From: Dave Chinner <david@fromorbit.com>
To: linux-fsdevel@vger.kernel.org
Cc: linux-kernel@vger.kernel.org
Subject: [PATCH 14/21] fs: add a per-superblock lock for the inode list
Date: Thu, 21 Oct 2010 11:49:39 +1100 [thread overview]
Message-ID: <1287622186-1935-15-git-send-email-david@fromorbit.com> (raw)
In-Reply-To: <1287622186-1935-1-git-send-email-david@fromorbit.com>
From: Dave Chinner <dchinner@redhat.com>
To allow removal of the inode_lock, we first need to protect the
superblock inode list with its own lock instead of using the
inode_lock.
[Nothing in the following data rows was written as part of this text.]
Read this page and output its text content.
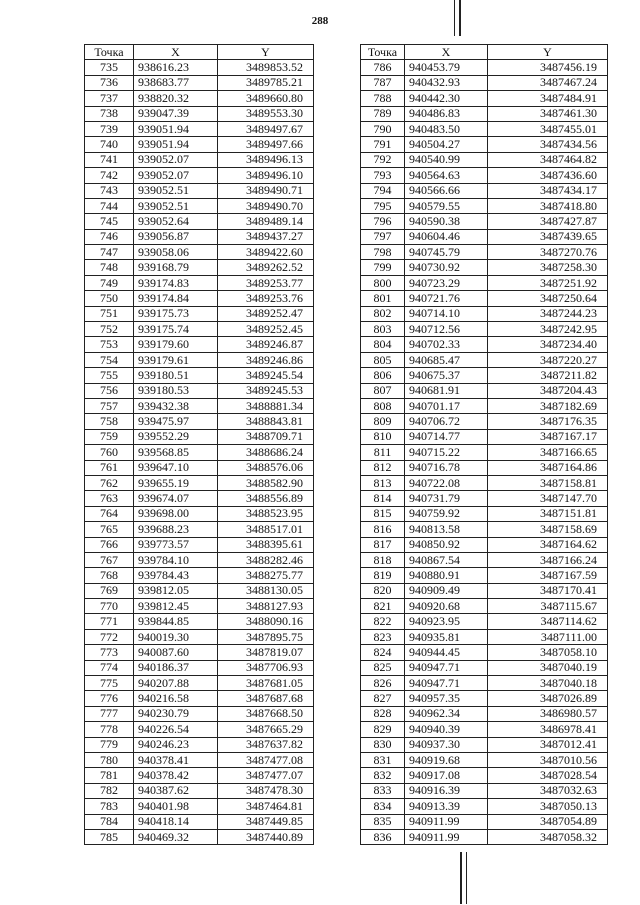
288
Точка	X	Y
735	938616.23	3489853.52
736	938683.77	3489785.21
737	938820.32	3489660.80
738	939047.39	3489553.30
739	939051.94	3489497.67
740	939051.94	3489497.66
741	939052.07	3489496.13
742	939052.07	3489496.10
743	939052.51	3489490.71
744	939052.51	3489490.70
745	939052.64	3489489.14
746	939056.87	3489437.27
747	939058.06	3489422.60
748	939168.79	3489262.52
749	939174.83	3489253.77
750	939174.84	3489253.76
751	939175.73	3489252.47
752	939175.74	3489252.45
753	939179.60	3489246.87
754	939179.61	3489246.86
755	939180.51	3489245.54
756	939180.53	3489245.53
757	939432.38	3488881.34
758	939475.97	3488843.81
759	939552.29	3488709.71
760	939568.85	3488686.24
761	939647.10	3488576.06
762	939655.19	3488582.90
763	939674.07	3488556.89
764	939698.00	3488523.95
765	939688.23	3488517.01
766	939773.57	3488395.61
767	939784.10	3488282.46
768	939784.43	3488275.77
769	939812.05	3488130.05
770	939812.45	3488127.93
771	939844.85	3488090.16
772	940019.30	3487895.75
773	940087.60	3487819.07
774	940186.37	3487706.93
775	940207.88	3487681.05
776	940216.58	3487687.68
777	940230.79	3487668.50
778	940226.54	3487665.29
779	940246.23	3487637.82
780	940378.41	3487477.08
781	940378.42	3487477.07
782	940387.62	3487478.30
783	940401.98	3487464.81
784	940418.14	3487449.85
785	940469.32	3487440.89
Точка	X	Y
786	940453.79	3487456.19
787	940432.93	3487467.24
788	940442.30	3487484.91
789	940486.83	3487461.30
790	940483.50	3487455.01
791	940504.27	3487434.56
792	940540.99	3487464.82
793	940564.63	3487436.60
794	940566.66	3487434.17
795	940579.55	3487418.80
796	940590.38	3487427.87
797	940604.46	3487439.65
798	940745.79	3487270.76
799	940730.92	3487258.30
800	940723.29	3487251.92
801	940721.76	3487250.64
802	940714.10	3487244.23
803	940712.56	3487242.95
804	940702.33	3487234.40
805	940685.47	3487220.27
806	940675.37	3487211.82
807	940681.91	3487204.43
808	940701.17	3487182.69
809	940706.72	3487176.35
810	940714.77	3487167.17
811	940715.22	3487166.65
812	940716.78	3487164.86
813	940722.08	3487158.81
814	940731.79	3487147.70
815	940759.92	3487151.81
816	940813.58	3487158.69
817	940850.92	3487164.62
818	940867.54	3487166.24
819	940880.91	3487167.59
820	940909.49	3487170.41
821	940920.68	3487115.67
822	940923.95	3487114.62
823	940935.81	3487111.00
824	940944.45	3487058.10
825	940947.71	3487040.19
826	940947.71	3487040.18
827	940957.35	3487026.89
828	940962.34	3486980.57
829	940940.39	3486978.41
830	940937.30	3487012.41
831	940919.68	3487010.56
832	940917.08	3487028.54
833	940916.39	3487032.63
834	940913.39	3487050.13
835	940911.99	3487054.89
836	940911.99	3487058.32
Add a lock to the superblock to protect this list and
nest the new lock inside the inode_lock around the list operations
it needs to protect.
Based on a patch originally from Nick Piggin.
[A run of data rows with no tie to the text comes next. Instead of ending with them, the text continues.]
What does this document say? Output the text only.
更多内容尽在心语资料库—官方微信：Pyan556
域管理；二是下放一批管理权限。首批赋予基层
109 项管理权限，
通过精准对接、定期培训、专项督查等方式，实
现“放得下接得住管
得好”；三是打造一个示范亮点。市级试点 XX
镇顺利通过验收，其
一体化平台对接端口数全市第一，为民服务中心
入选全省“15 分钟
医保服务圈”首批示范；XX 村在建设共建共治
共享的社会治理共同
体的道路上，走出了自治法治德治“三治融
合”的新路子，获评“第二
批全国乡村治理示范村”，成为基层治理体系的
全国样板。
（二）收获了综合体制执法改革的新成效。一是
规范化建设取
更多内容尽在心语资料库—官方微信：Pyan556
Signed-off-by: Dave Chinner <dchinner@redhat.com>
Reviewed-by: Christoph Hellwig <hch@lst.de>
---
fs/drop_caches.c | 4 ++++
fs/fs-writeback.c | 4 ++++
fs/inode.c | 29 +++++++++++++++++++++++------
fs/notify/inode_mark.c | 3 +++
fs/quota/dquot.c | 6 ++++++
fs/super.c | 1 +
include/linux/fs.h | 1 +
7 files changed, 42 insertions(+), 6 deletions(-)
diff --git a/fs/drop_caches.c b/fs/drop_caches.c
index 10c8c5a..dfe8cb1 100644
--- a/fs/drop_caches.c
+++ b/fs/drop_caches.c
@@ -17,6 +17,7 @@ static void drop_pagecache_sb(struct super_block *sb, void *unused)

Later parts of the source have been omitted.